VOCE
ROVIGO
21.07.2022 - 19:29
ROVIGO - E alla fine l’Italia si è giocata anche Mario Draghi. Che piaccia o meno “superMario”, è come parlare di una squadra di calcio che si dibatte nei bassifondi della classifica ma licenzia Cristiano Ronaldo perché sta antipatico al Comunardo Niccolai di turno, il famoso re degli autogol. Comunque è andata.
Il parlamento non è riuscito a trovare la quadra dopo che i grillini lo hanno trascinato in una crisi al buio che più buio non si può. A meno che il presidente Mattarella non tiri fuori un coniglio dal cilindro, si tornerà dunque a votare, il prossimo 25 settembre. E' ufficiale. Fino ad allora sarà "ordinaria amministrazione".
Che non tirasse una buona aria si era del resto capito, con il premier che in aula non aveva certamente fatto uno sforzo di mediazione. Della serie: il tempo delle chiacchiere è finito. O si va avanti insieme o arrivederci. Arrivederci? Già, perché l’impressione - ma la politica è arte difficile da maneggiare - è che prima o poi, se qualcosa non dovesse andare per il verso giusto, si finirà con il citare una canzone: ancora tu, ma non dovevamo vederci più?
Governo Draghi al capolinea: cosa è successo
La maratona si era aperta alle 9.30 con il discorso del premier, che ha iniziato elencando i risultati raggiunti dal proprio esecutivo proprio in virtù di quello che definisce un “miracolo civile”. In chiusura, invece, ha scelto di incalzare i presenti: “All’Italia non serve una fiducia di facciata che svanisce davanti ai provvedimenti scomodi: serve un nuovo patto di fiducia sincero e concreto, come quello che ci ha permesso finora di cambiare in meglio il Paese. I partiti e voi parlamentari siete pronti a ricostruire questo patto? - ha chiesto - Siete pronti?”. Una domanda a cui non solo il M5s, ma anche Lega e Forza Italia hanno scelto di dare risposta negativa in varie fasi.
Il centrodestra di Governo, infatti, nel corso del pomeriggio di dibattito ha presentato una risoluzione in cui chiedeva di votare la fiducia ad un nuovo esecutivo solo in caso di assenza del M5s. Quando invece Draghi ha scelto di porre la fiducia sulla cosiddetta risoluzione Casini, in cui semplicemente il Senato prendeva atto delle dichiarazioni del premier, la coalizione si è mostrata stupita. “Spiace che non sia stata scelta” la risoluzione del centrodestra di governo “e che questo ci metta nelle condizioni di non partecipare alla votazione per la fiducia sulla risoluzione imposta firmata non a caso dal senatore Casini”, ha dichiarato il leghista Candiani.
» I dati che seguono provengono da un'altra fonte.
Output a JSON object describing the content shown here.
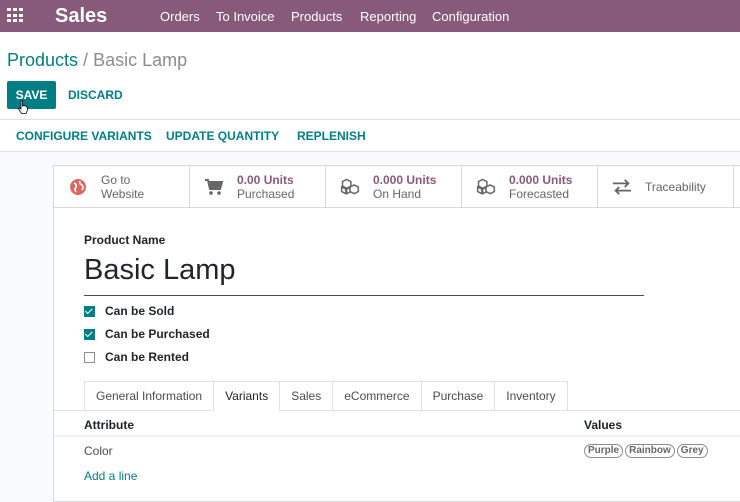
{
  "navbar": {
    "app_name": "Sales",
    "menu": [
      "Orders",
      "To Invoice",
      "Products",
      "Reporting",
      "Configuration"
    ],
    "color": "#875a7b"
  },
  "breadcrumb": {
    "parent": "Products",
    "separator": "/",
    "current": "Basic Lamp"
  },
  "control_panel": {
    "save_label": "SAVE",
    "discard_label": "DISCARD"
  },
  "header_buttons": [
    "CONFIGURE VARIANTS",
    "UPDATE QUANTITY",
    "REPLENISH"
  ],
  "stat_buttons": [
    {
      "value": "Go to",
      "label": "Website",
      "icon": "globe-icon"
    },
    {
      "value": "0.00 Units",
      "label": "Purchased",
      "icon": "cart-icon"
    },
    {
      "value": "0.000 Units",
      "label": "On Hand",
      "icon": "cubes-icon"
    },
    {
      "value": "0.000 Units",
      "label": "Forecasted",
      "icon": "cubes-icon"
    },
    {
      "value": "",
      "label": "Traceability",
      "icon": "exchange-icon"
    }
  ],
  "form": {
    "product_name_label": "Product Name",
    "product_name": "Basic Lamp",
    "checkboxes": [
      {
        "label": "Can be Sold",
        "checked": true
      },
      {
        "label": "Can be Purchased",
        "checked": true
      },
      {
        "label": "Can be Rented",
        "checked": false
      }
    ]
  },
  "tabs": [
    "General Information",
    "Variants",
    "Sales",
    "eCommerce",
    "Purchase",
    "Inventory"
  ],
  "active_tab": "Variants",
  "variants_table": {
    "headers": [
      "Attribute",
      "Values"
    ],
    "rows": [
      {
        "attribute": "Color",
        "values": [
          "Purple",
          "Rainbow",
          "Grey"
        ]
      }
    ],
    "add_line": "Add a line"
  },
  "accent_color": "#017e84"
}
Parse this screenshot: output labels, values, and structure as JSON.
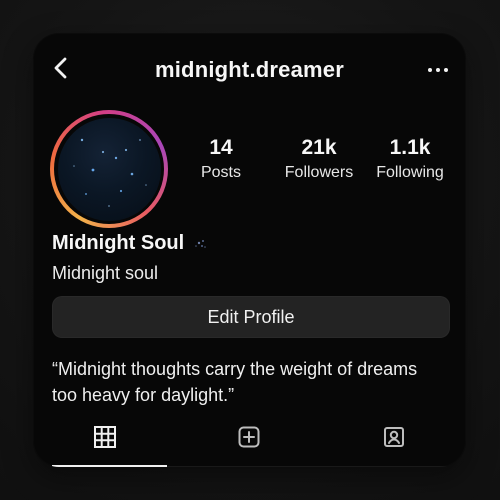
{
  "header": {
    "username": "midnight.dreamer"
  },
  "stats": [
    {
      "value": "14",
      "label": "Posts"
    },
    {
      "value": "21k",
      "label": "Followers"
    },
    {
      "value": "1.1k",
      "label": "Following"
    }
  ],
  "profile": {
    "display_name": "Midnight Soul",
    "subtitle": "Midnight soul",
    "edit_button_label": "Edit Profile",
    "bio_quote": "“Midnight thoughts carry the weight of dreams too heavy for daylight.”"
  },
  "icons": {
    "back": "chevron-left-icon",
    "more": "more-horizontal-icon",
    "grid": "grid-icon",
    "add": "add-square-icon",
    "tagged": "user-tag-icon",
    "sparkle": "sparkle-icon"
  },
  "colors": {
    "background": "#151515",
    "card": "#070707",
    "button": "#232323",
    "text": "#f5f5f5",
    "ring_start": "#f2b14a",
    "ring_mid": "#d43f86",
    "ring_end": "#a846b8"
  }
}
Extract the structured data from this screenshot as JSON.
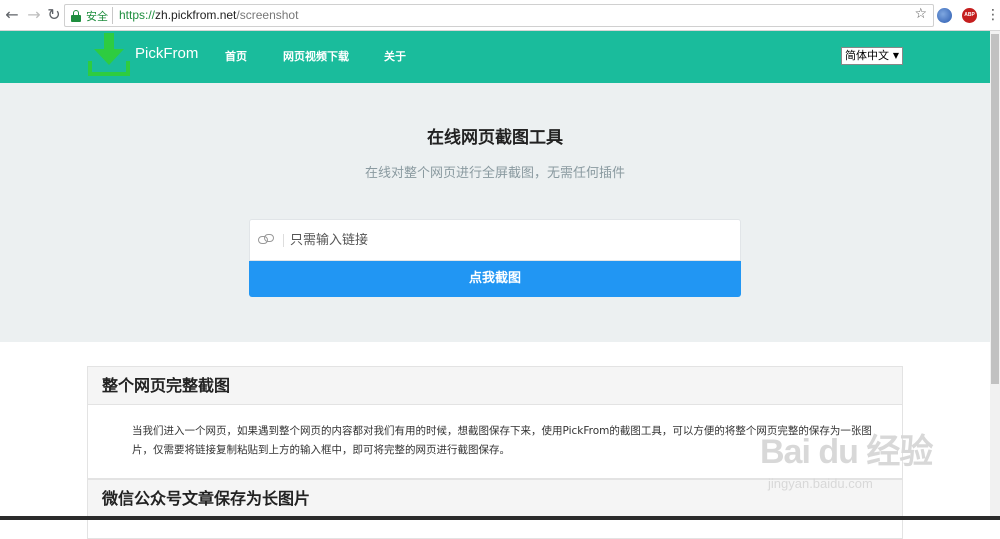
{
  "browser": {
    "secure_label": "安全",
    "url_scheme": "https://",
    "url_host": "zh.pickfrom.net",
    "url_path": "/screenshot",
    "abp_label": "ABP"
  },
  "header": {
    "brand": "PickFrom",
    "nav": [
      "首页",
      "网页视频下载",
      "关于"
    ],
    "language": "简体中文"
  },
  "hero": {
    "title": "在线网页截图工具",
    "subtitle": "在线对整个网页进行全屏截图，无需任何插件",
    "input_placeholder": "只需输入链接",
    "button_label": "点我截图"
  },
  "sections": [
    {
      "title": "整个网页完整截图",
      "body": "当我们进入一个网页，如果遇到整个网页的内容都对我们有用的时候，想截图保存下来，使用PickFrom的截图工具，可以方便的将整个网页完整的保存为一张图片，仅需要将链接复制粘贴到上方的输入框中，即可将完整的网页进行截图保存。"
    },
    {
      "title": "微信公众号文章保存为长图片"
    }
  ],
  "watermark": {
    "main": "Bai du 经验",
    "sub": "jingyan.baidu.com"
  },
  "colors": {
    "header_bg": "#1abc9c",
    "hero_bg": "#ecf0f1",
    "button_bg": "#2196f3",
    "logo_green": "#2ecc40"
  }
}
E di fatto è stata proprio la scelta di uscire dal Senato, da parte di Lega e Forza Italia, nel corso dalla votazione a sancire la fine dell’esecutivo. Il M5s, anch’esso astenutosi, ha scelto invece di restare in aula per avere il numero legale senza la necessità di ripetere le operazioni. Risultato? Fiducia a Draghi con 95 voti a favore e 38 contrari. Numeri che non permettono all’esecutivo di continuare.
Non sono comunque mancate ripercussioni. Dopo le dichiarazioni di voto, Mariastella Gelmini ha annunciato il suo addio a Forza Italia: “In un momento drammatico per la vita del Paese, mentre nel cuore dell’Europa infuria la guerra e nel pieno vortice di una crisi senza precedenti, una forza politica europeista, atlantista, liberale e popolare oggi avrebbe scelto di stare, senza se e senza ma, dalla parte di Mario Draghi”. “Questa Forza Italia non è il movimento politico in cui ho militato per quasi venticinque anni: non posso restare un minuto di più in questo partito”, ha concluso.
Grande delusione anche in casa Pd, a sostegno del Governo fino all’ultimo. “In questo giorno di follia il Parlamento decide di mettersi contro l’Italia”, ha detto il segretario Letta. “Gli italiani dimostreranno nelle urne di essere più saggi dei loro rappresentanti”, ha aggiunto. Per Luigi Di Maio si tratta di “una pagina nera per l’Italia”. E a questo punto allora parola agli Italiani.